INILAH.COM, Jakarta - Gara-gara Anis Matta dan Sultan HB X 'bermain mata', PKS dikabarkan terbelah. Gagasan Anis yang dipersepsikan mewakili keinginan elite kalangan muda itu ditolak oleh politisi senior PKS, yang lebih nyaman dengan rencana 'perkawinan politik' JK-Hidayat.

Menarik memang mencermati dinamika politik internal seperti ini. Tatkala hampir seluruh kader PKS mendukung duet M Jusuf Kalla-Hidayat Nur Wahid, diam-diam Sekjen DPP PKS Anis Matta menyorong Sultan sebagai calon presiden yang pantas didukung PKS. Ada apa gerangan?

Kelompok Anis ini kerap dikenal sebagai faksi kesejahteraan. Mereka yang berada di kubu ini disebut-sebut antara lain Fachry Hamzah dan Andi Rahmat.
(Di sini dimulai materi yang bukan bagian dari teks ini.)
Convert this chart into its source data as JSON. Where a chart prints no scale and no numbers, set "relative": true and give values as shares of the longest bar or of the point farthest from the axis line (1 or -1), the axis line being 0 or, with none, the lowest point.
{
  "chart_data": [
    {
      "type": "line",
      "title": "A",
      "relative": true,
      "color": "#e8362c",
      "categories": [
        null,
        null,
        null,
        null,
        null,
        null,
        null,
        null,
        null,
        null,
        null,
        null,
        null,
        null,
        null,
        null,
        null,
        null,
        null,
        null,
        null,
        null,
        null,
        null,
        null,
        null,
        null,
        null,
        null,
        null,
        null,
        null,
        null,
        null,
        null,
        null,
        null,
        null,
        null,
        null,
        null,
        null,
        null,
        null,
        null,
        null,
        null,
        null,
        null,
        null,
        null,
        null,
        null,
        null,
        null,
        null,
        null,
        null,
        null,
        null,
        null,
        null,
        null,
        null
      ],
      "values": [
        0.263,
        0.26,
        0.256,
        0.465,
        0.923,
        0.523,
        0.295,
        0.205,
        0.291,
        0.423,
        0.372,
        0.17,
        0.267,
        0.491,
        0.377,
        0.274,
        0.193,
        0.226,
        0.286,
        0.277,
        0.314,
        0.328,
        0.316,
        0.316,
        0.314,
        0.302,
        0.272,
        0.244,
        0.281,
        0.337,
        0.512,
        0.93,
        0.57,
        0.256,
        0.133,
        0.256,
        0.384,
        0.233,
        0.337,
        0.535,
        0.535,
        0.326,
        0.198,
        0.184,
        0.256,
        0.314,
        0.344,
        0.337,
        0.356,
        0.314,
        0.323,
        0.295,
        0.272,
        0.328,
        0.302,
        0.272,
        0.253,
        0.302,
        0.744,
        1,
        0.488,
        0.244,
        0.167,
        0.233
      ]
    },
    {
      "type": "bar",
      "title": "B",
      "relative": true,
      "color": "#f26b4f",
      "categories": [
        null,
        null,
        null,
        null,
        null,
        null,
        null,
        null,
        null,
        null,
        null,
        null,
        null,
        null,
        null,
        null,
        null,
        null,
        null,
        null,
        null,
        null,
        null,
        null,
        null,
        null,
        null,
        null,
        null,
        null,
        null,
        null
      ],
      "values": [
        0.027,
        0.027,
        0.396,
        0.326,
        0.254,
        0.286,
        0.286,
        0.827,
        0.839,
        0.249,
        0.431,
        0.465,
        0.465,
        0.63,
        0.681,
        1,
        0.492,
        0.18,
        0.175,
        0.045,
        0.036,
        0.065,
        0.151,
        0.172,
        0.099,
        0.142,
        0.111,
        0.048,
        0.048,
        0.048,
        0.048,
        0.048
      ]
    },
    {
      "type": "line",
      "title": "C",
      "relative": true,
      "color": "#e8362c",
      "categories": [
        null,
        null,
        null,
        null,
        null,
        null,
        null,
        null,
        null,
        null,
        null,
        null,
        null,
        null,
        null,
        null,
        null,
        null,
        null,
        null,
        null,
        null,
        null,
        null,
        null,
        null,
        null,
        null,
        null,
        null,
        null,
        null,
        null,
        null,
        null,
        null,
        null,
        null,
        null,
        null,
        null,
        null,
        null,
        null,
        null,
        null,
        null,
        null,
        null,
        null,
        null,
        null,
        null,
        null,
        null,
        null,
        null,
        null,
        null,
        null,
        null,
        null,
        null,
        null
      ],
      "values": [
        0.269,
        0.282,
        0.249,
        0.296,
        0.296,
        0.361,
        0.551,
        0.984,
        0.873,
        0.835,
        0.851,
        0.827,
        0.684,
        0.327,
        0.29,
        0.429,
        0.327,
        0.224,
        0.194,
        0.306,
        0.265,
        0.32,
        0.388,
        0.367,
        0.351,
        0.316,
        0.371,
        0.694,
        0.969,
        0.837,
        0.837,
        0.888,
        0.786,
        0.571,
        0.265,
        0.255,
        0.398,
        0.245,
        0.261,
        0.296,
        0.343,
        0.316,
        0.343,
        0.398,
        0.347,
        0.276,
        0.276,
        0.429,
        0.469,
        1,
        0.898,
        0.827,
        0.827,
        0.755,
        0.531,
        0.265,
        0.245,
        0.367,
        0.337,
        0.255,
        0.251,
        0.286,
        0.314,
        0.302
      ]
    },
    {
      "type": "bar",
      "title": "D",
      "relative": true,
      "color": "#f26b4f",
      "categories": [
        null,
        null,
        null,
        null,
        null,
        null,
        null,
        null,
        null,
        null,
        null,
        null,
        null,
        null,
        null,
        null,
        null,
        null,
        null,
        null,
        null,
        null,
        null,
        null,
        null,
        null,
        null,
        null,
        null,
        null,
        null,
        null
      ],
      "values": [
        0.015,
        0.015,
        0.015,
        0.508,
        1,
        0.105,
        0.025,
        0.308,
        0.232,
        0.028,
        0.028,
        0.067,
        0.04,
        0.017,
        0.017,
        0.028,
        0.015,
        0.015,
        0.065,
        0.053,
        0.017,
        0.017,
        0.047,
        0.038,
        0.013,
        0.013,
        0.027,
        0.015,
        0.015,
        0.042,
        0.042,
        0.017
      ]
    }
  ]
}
Para analis politik menyebut Anis cs ini sebagai kelompok kepentingan PKS yang mengedepankan pragmatisme.

Tentu di tubuh PKS tidak hanya ada kelompok Anis cs. Faksi ini berseberangan dengan faksi mayoritas PKS yakni faksi keadilan. Kelompok yang disebut terakhir ini berisi idealis dan teknokrat yang konon mendukung kemungkinan duet JK-HNW. Faksi keadilan dipelopori Hidayat Nur Wahid, Tifatul Sembiring, Zulkieflimansyah dan seterusnya.

Mengapa Anis tiba-tiba menyorongkan Sultan? Jawabannya beragam. Dengan analisis post-strukturalisme, kita bisa membaca bahwa: Pertama, di hadapan JK-HNW, Anis tak bisa mendikte dan mengatur lalulintas politik sesuai kepentingan dan seleranya.

Kedua, Kubu Hidayat-Tifatul jauh lebih kuat dan rapi, solid dan akuntabel serta transparan dalam bermain politik, sehingga Anis tak bisa menembus barikade itu. Ketiga, Anis merasa ketinggalan kereta, kurang berperan sentral, lalu berusaha mengecoh dan mengimbangi langkah kuda kubu Hidayat-Tifatul yang santun, kredibel dan terstruktur. Tentu saja, kesan yang muncul Anis keteteran.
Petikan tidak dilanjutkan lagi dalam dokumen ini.